Still, like diabetes, what if the useful shelf life of our emotions had expired some time ago? What if an environment that required us to feel emotions and possess a consciousness was gone? Why hesitate to cure our brains of emotions and consciousness like we had cured our bodies of diabetes?

Mankind had once required anger.

Mankind had once required joy.

Mankind had once required sadness.

Mankind had once required happiness.

Once, once, once.

My epitaph for an environment, and an age, that had disappeared.

Mankind had once required the belief that “I” was “I.”

Keita Saeki, Gabrielle Étaín, and Nuada Kirie.

My encounters with them had removed any basis I had felt for “me” to exist. Like what my father had said about people with the recessive gene for deafness coupling in Martha’s Vineyard, here people with the recessive gene for the absence of consciousness coupled, and that was normal.

Maybe as long as a society based on mutual aid was in place, outmoded features like consciousness were fated to disappear. Maybe we should embrace the social systems we’d developed and throw out the spawning pool of opposition, hesitation, and anguish that was consciousness altogether.

Where are the whys that drive me located?

Where are the words that protect my soul?

Wasn’t my desire to avenge Cian Reikado and my father’s death just the vestiges of a once-vital but now derelict function of my obsolete simian midbrain?

In the past, it was religion that guaranteed “I” was “I.” Everything had been laid out by God, so it wasn’t our place to question things. Now society had entirely lost the functions that religion once performed. Because once we accepted that emotions and all other phenomena occurring in the brain were just traits that happened to be beneficial to our survival at some point in the past, most ideas of morality lost their absolute basis. A morality without absolute conviction—an objective morality—was weak. History contained ample proof of this.
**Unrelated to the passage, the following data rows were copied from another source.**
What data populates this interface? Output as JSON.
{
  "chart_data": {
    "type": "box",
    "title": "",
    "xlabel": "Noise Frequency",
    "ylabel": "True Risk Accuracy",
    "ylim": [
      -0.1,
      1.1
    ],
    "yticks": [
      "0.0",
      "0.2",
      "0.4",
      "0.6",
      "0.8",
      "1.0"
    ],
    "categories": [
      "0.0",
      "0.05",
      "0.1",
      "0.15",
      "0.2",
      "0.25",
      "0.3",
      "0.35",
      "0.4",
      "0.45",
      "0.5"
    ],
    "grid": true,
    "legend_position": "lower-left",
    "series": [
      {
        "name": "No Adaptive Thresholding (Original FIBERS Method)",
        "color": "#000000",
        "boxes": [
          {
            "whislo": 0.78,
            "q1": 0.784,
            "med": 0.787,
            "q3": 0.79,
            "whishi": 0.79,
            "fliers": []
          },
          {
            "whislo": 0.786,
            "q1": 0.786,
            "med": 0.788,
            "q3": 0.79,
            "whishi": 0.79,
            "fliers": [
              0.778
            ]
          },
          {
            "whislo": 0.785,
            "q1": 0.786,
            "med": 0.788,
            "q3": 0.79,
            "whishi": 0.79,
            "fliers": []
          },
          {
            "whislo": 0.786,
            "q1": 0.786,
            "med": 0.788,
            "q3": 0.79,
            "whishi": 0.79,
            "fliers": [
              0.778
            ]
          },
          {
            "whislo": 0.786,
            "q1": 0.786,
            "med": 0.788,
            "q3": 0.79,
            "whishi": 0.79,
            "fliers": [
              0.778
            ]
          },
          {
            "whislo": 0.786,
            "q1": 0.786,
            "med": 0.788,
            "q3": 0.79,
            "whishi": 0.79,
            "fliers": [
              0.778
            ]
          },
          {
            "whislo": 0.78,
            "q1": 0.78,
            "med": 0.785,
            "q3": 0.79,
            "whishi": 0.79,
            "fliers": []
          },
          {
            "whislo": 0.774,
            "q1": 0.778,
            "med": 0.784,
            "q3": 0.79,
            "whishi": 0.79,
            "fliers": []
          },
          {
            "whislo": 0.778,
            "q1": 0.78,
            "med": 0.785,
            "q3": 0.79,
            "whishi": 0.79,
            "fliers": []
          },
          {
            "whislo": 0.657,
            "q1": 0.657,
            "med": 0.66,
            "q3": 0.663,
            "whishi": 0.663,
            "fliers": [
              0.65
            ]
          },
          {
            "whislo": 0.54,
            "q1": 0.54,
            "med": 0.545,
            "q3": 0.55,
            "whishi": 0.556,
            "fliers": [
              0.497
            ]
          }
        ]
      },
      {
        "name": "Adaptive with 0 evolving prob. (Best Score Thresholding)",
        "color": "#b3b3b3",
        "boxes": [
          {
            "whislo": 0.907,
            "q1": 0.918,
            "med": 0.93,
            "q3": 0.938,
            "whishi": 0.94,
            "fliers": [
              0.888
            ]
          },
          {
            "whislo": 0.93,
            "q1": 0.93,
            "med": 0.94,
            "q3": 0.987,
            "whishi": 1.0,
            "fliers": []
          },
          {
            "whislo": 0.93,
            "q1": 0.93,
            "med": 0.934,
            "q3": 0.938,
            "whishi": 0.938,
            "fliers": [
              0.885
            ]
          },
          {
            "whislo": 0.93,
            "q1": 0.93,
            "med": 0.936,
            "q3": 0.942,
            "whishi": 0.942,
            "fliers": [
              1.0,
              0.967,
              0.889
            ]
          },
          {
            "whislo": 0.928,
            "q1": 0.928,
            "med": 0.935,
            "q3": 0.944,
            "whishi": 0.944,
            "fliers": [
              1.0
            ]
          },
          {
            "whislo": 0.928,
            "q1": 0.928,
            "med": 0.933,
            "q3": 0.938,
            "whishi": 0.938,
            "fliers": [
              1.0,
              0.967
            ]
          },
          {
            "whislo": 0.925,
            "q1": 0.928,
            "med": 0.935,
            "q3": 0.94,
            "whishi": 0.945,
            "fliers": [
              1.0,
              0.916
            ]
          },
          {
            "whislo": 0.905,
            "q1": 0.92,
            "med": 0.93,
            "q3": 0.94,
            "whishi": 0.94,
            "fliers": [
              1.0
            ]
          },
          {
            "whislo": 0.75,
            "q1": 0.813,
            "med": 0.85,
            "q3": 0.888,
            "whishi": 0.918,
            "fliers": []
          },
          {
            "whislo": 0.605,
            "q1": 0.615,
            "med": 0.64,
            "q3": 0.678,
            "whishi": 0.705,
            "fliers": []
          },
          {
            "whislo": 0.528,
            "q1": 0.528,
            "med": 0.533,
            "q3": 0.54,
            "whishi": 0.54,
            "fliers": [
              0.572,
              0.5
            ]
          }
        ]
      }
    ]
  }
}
At any rate, today I was going to meet Miach Mihie.

I expected she would have some answers to all this.

After several more breaks, I reached the bunker just as the sun was slipping below the jagged horizon. I could see clouds gathering far off in the distance, and I wondered what elevation I had reached.

One corner of the bunker jutted out from the mountain face, a smooth panel of concrete against the rough edges of rock, with an open doorway in its center.

“Wait here, goaty.”

I used my fingerprint to lock the goat’s weapon systems and checked my own sidearm.

“Okay. I can do this,” I muttered to myself, stepping into the reinforced concrete bunker dug into the mountainside.

“Hello there, Tuan. How long has it been, thirteen years?” came a voice from the darkness inside. The only sounds were the dripping of water and the scuffing of my feet on the ground. I pulled my gun from its holster, the sound of my clothes rubbing together loud in my ears.

“You won’t need your gun. We’re the only ones here, Tuan. Just me and you.”

One step.

Then another.

I switched my AR to light-enhancement mode, revealing the interior of the dimly lit bunker.

“I knew you’d come. I knew you were the only one who’d come.”

I had left the entrance behind me now, where the goat patiently awaited my return.

“I’m right over here, Tuan.”

Miach Mihie appeared as if out of thin air, right in front of the raised barrel of my gun.

She looked almost the same as she had the last time I saw her, when we had been little girls.